James Paris Goodnight (1831-1885) and Mary Ann Hill (1835-1900) were married on September 21, 1854 in Franklin, Kentucky. Early in October, 1854, they left for Dallas County, Texas. They traveled for six weeks with a party of several families, using horse-drawn wagons to transport themselves and their household goods. They settled on a farm in the Lisbon area of Dallas County and by 1878, had completed a large home at the intersection of Beckley and Overton Roads. Thirteen children, nine of whom lived to adulthood, were born to Mr. and Mrs.

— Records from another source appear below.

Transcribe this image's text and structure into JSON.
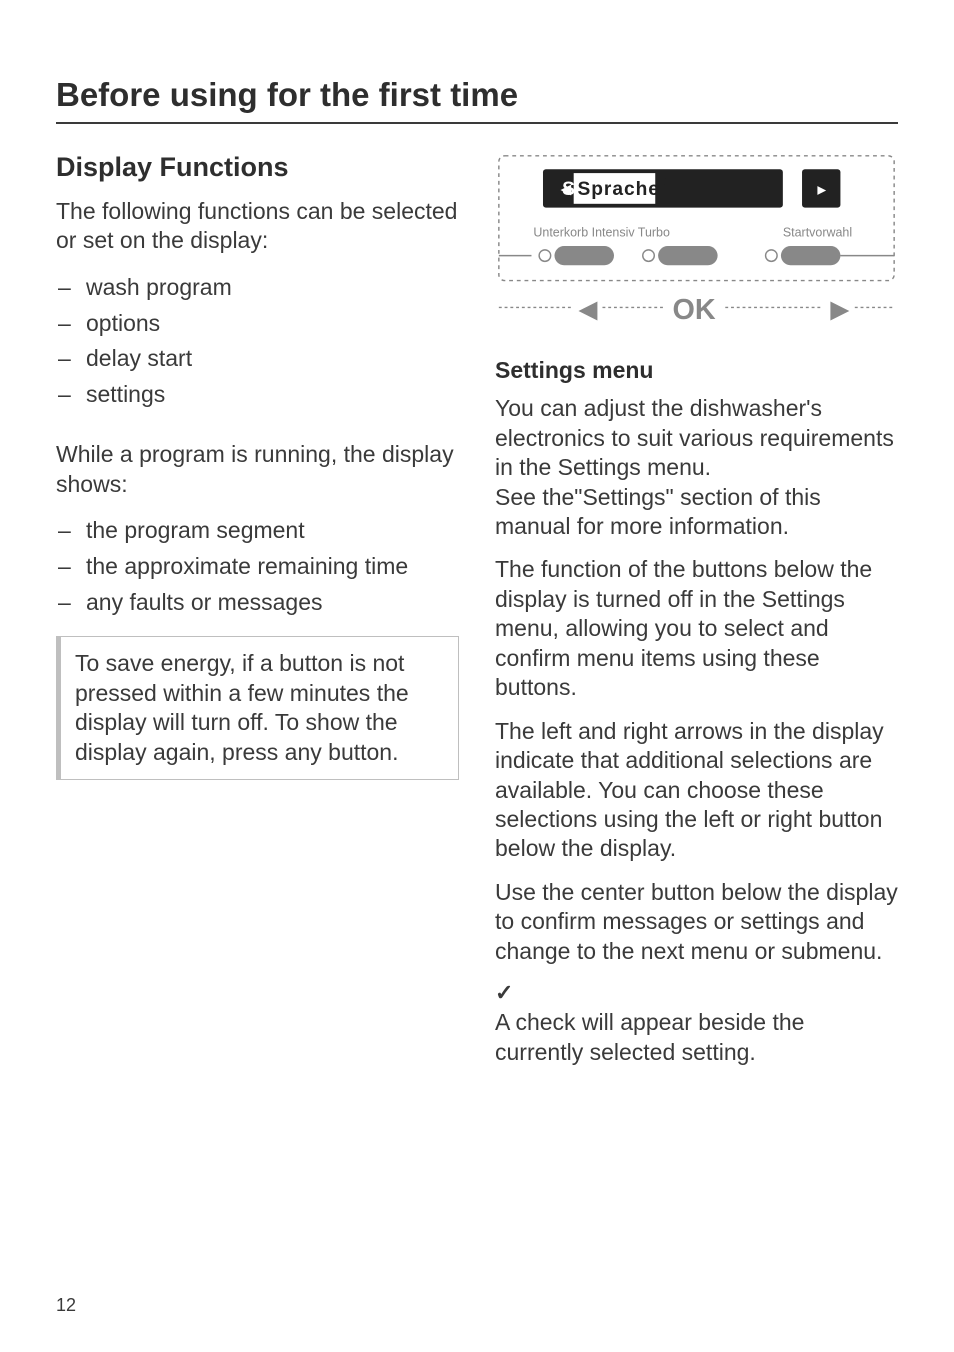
{
  "page": {
    "title": "Before using for the first time",
    "number": "12"
  },
  "left": {
    "heading": "Display Functions",
    "intro": "The following functions can be selected or set on the display:",
    "funcs": [
      "wash program",
      "options",
      "delay start",
      "settings"
    ],
    "runningIntro": "While a program is running, the display shows:",
    "runningItems": [
      "the program segment",
      "the approximate remaining time",
      "any faults or messages"
    ],
    "note": "To save energy, if a button is not pressed within a few minutes the display will turn off. To show the display again, press any button."
  },
  "right": {
    "illus": {
      "displayText": "Sprache",
      "label1": "Unterkorb Intensiv  Turbo",
      "label2": "Startvorwahl",
      "okLabel": "OK"
    },
    "heading": "Settings menu",
    "para1": "You can adjust the dishwasher's electronics to suit various requirements in the Settings menu.\nSee the\"Settings\" section of this manual for more information.",
    "para2": "The function of the buttons below the display is turned off in the Settings menu, allowing you to select and confirm menu items using these buttons.",
    "para3": "The left and right arrows in the display indicate that additional selections are available. You can choose these selections using the left or right button below the display.",
    "para4": "Use the center button below the display to confirm messages or settings and change to the next menu or submenu.",
    "checkMark": "✓",
    "para5": "A check will appear beside the currently selected setting."
  }
}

Goodnight: Pauline Jane (Nash), Isaac Henry, Amanda Ellen (Gracey), Thomas Mitchell, John B., Fanny L. (Ligon), Frank Hill, Allie May (Johnson), James Paris, Jr. William Blackburn Goodnight lived to be ten years of age. Three girls died in infancy. A reference in Mr. Goodnight’s diary to lot #35, Masonic Cemetery, leads us to believe that the young children probably were buried there. Mr. and Mrs. Goodnight were buried in Lisbon Cemetery which is now in the Dallas city limits.

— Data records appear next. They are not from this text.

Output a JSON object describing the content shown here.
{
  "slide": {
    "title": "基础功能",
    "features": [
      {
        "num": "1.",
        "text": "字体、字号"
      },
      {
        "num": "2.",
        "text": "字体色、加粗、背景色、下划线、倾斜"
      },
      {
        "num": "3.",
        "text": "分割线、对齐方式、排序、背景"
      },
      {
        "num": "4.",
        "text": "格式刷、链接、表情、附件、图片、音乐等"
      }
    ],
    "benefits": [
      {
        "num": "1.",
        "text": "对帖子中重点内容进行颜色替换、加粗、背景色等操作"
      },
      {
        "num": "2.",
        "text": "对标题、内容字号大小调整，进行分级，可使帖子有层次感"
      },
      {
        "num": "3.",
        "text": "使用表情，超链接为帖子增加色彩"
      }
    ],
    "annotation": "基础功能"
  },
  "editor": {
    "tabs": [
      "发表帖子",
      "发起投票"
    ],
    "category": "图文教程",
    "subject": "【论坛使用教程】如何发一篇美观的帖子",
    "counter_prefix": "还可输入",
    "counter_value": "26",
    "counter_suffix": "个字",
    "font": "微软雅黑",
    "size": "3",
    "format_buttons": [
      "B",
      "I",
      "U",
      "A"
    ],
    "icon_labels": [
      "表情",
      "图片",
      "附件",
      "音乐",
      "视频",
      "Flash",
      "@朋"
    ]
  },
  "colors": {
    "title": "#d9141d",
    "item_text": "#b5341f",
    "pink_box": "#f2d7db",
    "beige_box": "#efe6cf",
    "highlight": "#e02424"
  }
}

In addition to farming, James P. Goodnight was prominent in local affairs. He served one year as the first constable of Precinct 7. Cochran’s history of Dallas County and the Memorial and Biographical History of Dallas County, Texas, list Mr. Goodnight as having served as Assessor and Collector 1858-1860, 1860-1862, and 1866. He served as County Treasurer 1870-1872 and as Assessor 1876-1878. He completed the term of James P. Thomas, who resigned in 1862, as a representative of Dallas County in the state legislature.
The Goodnights were members of the Lisbon Cumberland Presbyterian Church. Mr. Goodnight was a ruling elder and served as clerk of the Session (1870-1885) and as secretary-treasurer of the building committee for the first church/school building in Lisbon. He was also treasurer of the Red Oak Presbytery of the Cumberland Presbyterian Church (1875-1885).
Mr. Goodnight was a Mason and a member of the Wheatland Lodge, No. 465, A.F. and A. During the Civil War, Mr. Goodnight served in Company A, 31st Texas Calvalry, Trezevant C. Hawpe’s Regiment (1863-1865), working in the Commissary Department.
Mr. Goodnight and Emory A. Gracey were partners in the gin and threshing business at Lisbon from 1880-1885.
This material has been compiled by James M. Guinn, great-grandson of James P. Goodnight, from Memorial and Biographical History of Dallas County, Texas. Chicago, Lewis Publishing co., 1892; from Cochran’s Dallas County. 1928; and from personal memoirs by Thomas Mitchell Goodnight and family research done by Patricia Tyson Steele, great-granddaughter of Isaac Henry Goodnight.
By James M. Guinn, Dallas
[Note: James P. Goodnight was a distant cousin of Charles F. Goodnight. Their great grandfathers, Hans M. Gutknecht and George Gutnecht were brothers.]